Is your application using any process-shared locking primitives?

Comment 7 Rupesh Pilania 2024-11-17 10:01:39 UTC

(In reply to Mark Johnston from comment #6)
We are also suspecting compat/10 contribution here. Looks like some process sharing primitives should be there. Will get back to you with details.

Comment 8 Rupesh Pilania 2024-11-18 16:03:58 UTC

(In reply to Rupesh Pilania from comment #7)
Looks like there are no process sharing locking mechanism was used. I suspect somehow kern.ipc.umtx_max_robust count can impact something. As per libthr it's default value is 1000. So created 1 process with 1000 robust mutexes and ran 2 instances of this. Looks like somehow it slowed down other process. Now those processes are unkillable. But I am not seeing processes waiting in umtxqb. 

Using 8 CPUs 16 GB RAM

Somehow process with 1000 threads with robust mutexes impacted other processes.

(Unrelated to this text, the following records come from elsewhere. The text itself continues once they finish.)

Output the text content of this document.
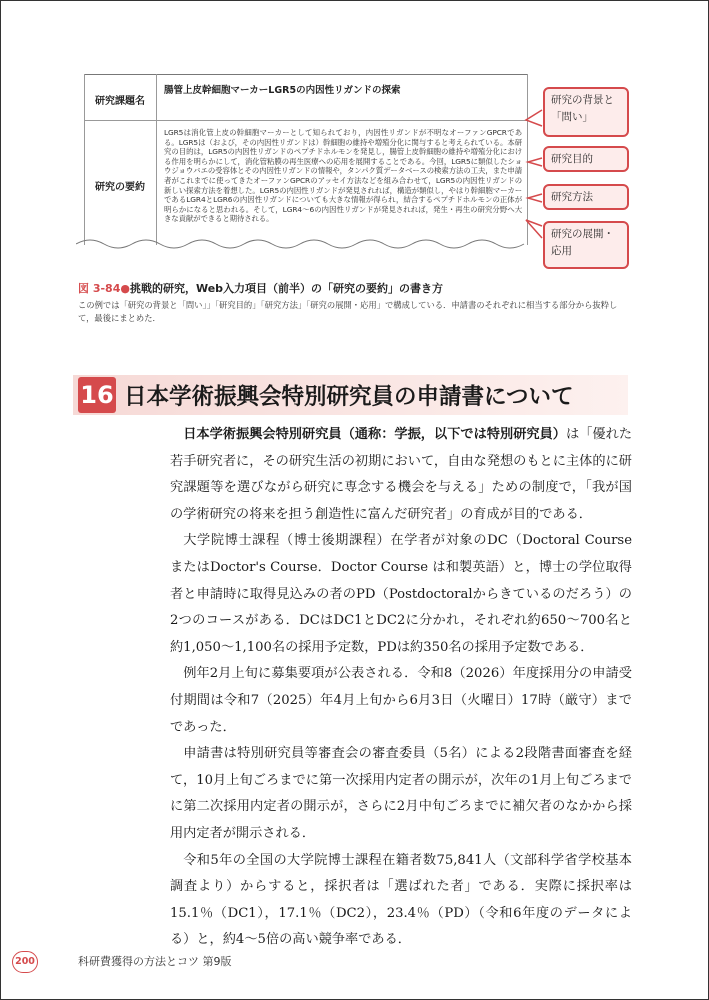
研究課題名
腸管上皮幹細胞マーカーLGR5の内因性リガンドの探索
研究の要約
LGR5は消化管上皮の幹細胞マーカーとして知られており，内因性リガンドが不明なオーファンGPCRである。LGR5は（および，その内因性リガンドは）幹細胞の維持や増殖分化に関与すると考えられている。本研究の目的は，LGR5の内因性リガンドのペプチドホルモンを発見し，腸管上皮幹細胞の維持や増殖分化における作用を明らかにして，消化管粘膜の再生医療への応用を展開することである。今回，LGR5に類似したショウジョウバエの受容体とその内因性リガンドの情報や，タンパク質データベースの検索方法の工夫，また申請者がこれまでに使ってきたオーファンGPCRのアッセイ方法などを組み合わせて，LGR5の内因性リガンドの新しい探索方法を着想した。LGR5の内因性リガンドが発見されれば，構造が類似し，やはり幹細胞マーカーであるLGR4とLGR6の内因性リガンドについても大きな情報が得られ，結合するペプチドホルモンの正体が明らかになると思われる。そして，LGR4〜6の内因性リガンドが発見されれば，発生・再生の研究分野へ大きな貢献ができると期待される。
研究の背景と「問い」
研究目的
研究方法
研究の展開・応用
図 3-84●挑戦的研究，Web入力項目（前半）の「研究の要約」の書き方
この例では「研究の背景と「問い」」「研究目的」「研究方法」「研究の展開・応用」で構成している．申請書のそれぞれに相当する部分から抜粋して，最後にまとめた．
16 日本学術振興会特別研究員の申請書について

日本学術振興会特別研究員（通称：学振，以下では特別研究員）は「優れた若手研究者に，その研究生活の初期において，自由な発想のもとに主体的に研究課題等を選びながら研究に専念する機会を与える」ための制度で，「我が国の学術研究の将来を担う創造性に富んだ研究者」の育成が目的である．

大学院博士課程（博士後期課程）在学者が対象のDC（Doctoral Course またはDoctor's Course．Doctor Course は和製英語）と，博士の学位取得者と申請時に取得見込みの者のPD（Postdoctoralからきているのだろう）の2つのコースがある．DCはDC1とDC2に分かれ，それぞれ約650〜700名と約1,050〜1,100名の採用予定数，PDは約350名の採用予定数である．

例年2月上旬に募集要項が公表される．令和8（2026）年度採用分の申請受付期間は令和7（2025）年4月上旬から6月3日（火曜日）17時（厳守）までであった．

申請書は特別研究員等審査会の審査委員（5名）による2段階書面審査を経て，10月上旬ごろまでに第一次採用内定者の開示が，次年の1月上旬ごろまでに第二次採用内定者の開示が，さらに2月中旬ごろまでに補欠者のなかから採用内定者が開示される．

令和5年の全国の大学院博士課程在籍者数75,841人（文部科学省学校基本調査より）からすると，採択者は「選ばれた者」である．実際に採択率は15.1％（DC1），17.1％（DC2），23.4％（PD）（令和6年度のデータによる）と，約4〜5倍の高い競争率である．

200	科研費獲得の方法とコツ 第9版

Also saw this in one of the other process which went in stop state.
./procstat -k 917
  PID    TID COMM                TDNAME              KSTACK
  917 100288 process1            -                   mi_switch thread_suspend_switch ptracestop cursig ast doreti_ast

Similar to this https://bugs.freebsd.org/bugzilla/show_bug.cgi?id=200992

Comment 9 Rupesh Pilania 2024-11-18 16:13:24 UTC

Running two instances are enough to bring system less responsive.
Running 5 instances will cause system Freeze.
Compiled using cc -lpthread.




#include <stdio.h>
#include <stdlib.h>
#include <pthread.h>
#include <unistd.h>

#define NUM_THREADS 1000   // Number of threads; adjust based on system capability
#define NUM_ITERATIONS 100000   // Number of iterations per thread

pthread_mutex_t lock;
pthread_mutexattr_t attr;

void handle_error(int err, const char *msg) {
    fprintf(stderr, "%s: %s\n", msg, strerror(err));
    exit(EXIT_FAILURE);
}

void *thread_func(void *arg) {
    int thread_num = *((int *)arg);
    free(arg); // Free allocated memory for thread argument

    for (int i = 0; i < NUM_ITERATIONS; i++) {
        // Lock and unlock the mutex to simulate contention
        if (pthread_mutex_lock(&lock) != 0) {
            perror("Failed to lock mutex");
        }

        // Simulate some work inside the critical section
        // (we keep it minimal to maximize lock contention)
        if (pthread_mutex_unlock(&lock) != 0) {
            perror("Failed to unlock mutex");
        }

        // Small sleep to prevent the system from just cycling too quickly
        usleep(1);
    }

    printf("Thread %d completed.\n", thread_num);
    return NULL;
}

int keep_create_threads() {
    pthread_t threads[NUM_THREADS];
    
    //pthread_mutex_init(&lock, NULL);
       int err;

    // Initialize mutex attributes
    err = pthread_mutexattr_init(&attr);
    if (err != 0)
        handle_error(err, "pthread_mutexattr_init");

    // Set the mutex as robust
    err = pthread_mutexattr_setrobust(&attr, PTHREAD_MUTEX_ROBUST);
    if (err != 0)
        handle_error(err, "pthread_mutexattr_setrobust");

    // Initialize the mutex with the robust attribute
    err = pthread_mutex_init(&lock, &attr);
    if (err != 0)
        handle_error(err, "pthread_mutex_init");

    // Create threads
    for (int i = 0; i < NUM_THREADS; i++) {
        int *thread_num = malloc(sizeof(int));  // Allocate memory for each thread's number
        if (!thread_num) {
            perror("Failed to allocate memory for thread number");
            exit(EXIT_FAILURE);
        }
        *thread_num = i;
        
        if (pthread_create(&threads[i], NULL, thread_func, thread_num) != 0) {
            perror("Failed to create thread");
            exit(EXIT_FAILURE);
        }
    }

    // Wait for all threads to finish
    for (int i = 0; i < NUM_THREADS; i++) {
        if (pthread_join(threads[i], NULL) != 0) {
            perror("Failed to join thread");
        }
    }

    pthread_mutex_destroy(&lock);
    printf("All threads completed.\n");
    return 0;
}

int main()
{
  while(1){
  keep_create_threads();
} 
return 0;
}

Comment 10 Rupesh Pilania 2024-11-18 16:28:26 UTC

(In reply to Rupesh Pilania from comment #9)
1. run stress mutex program as mentioned
2. We keep monitoring other processes, as other processes becomes unresponsive then we send SIGTERM to those processes. After sending sig TERM signal these processes stuck in STOP state.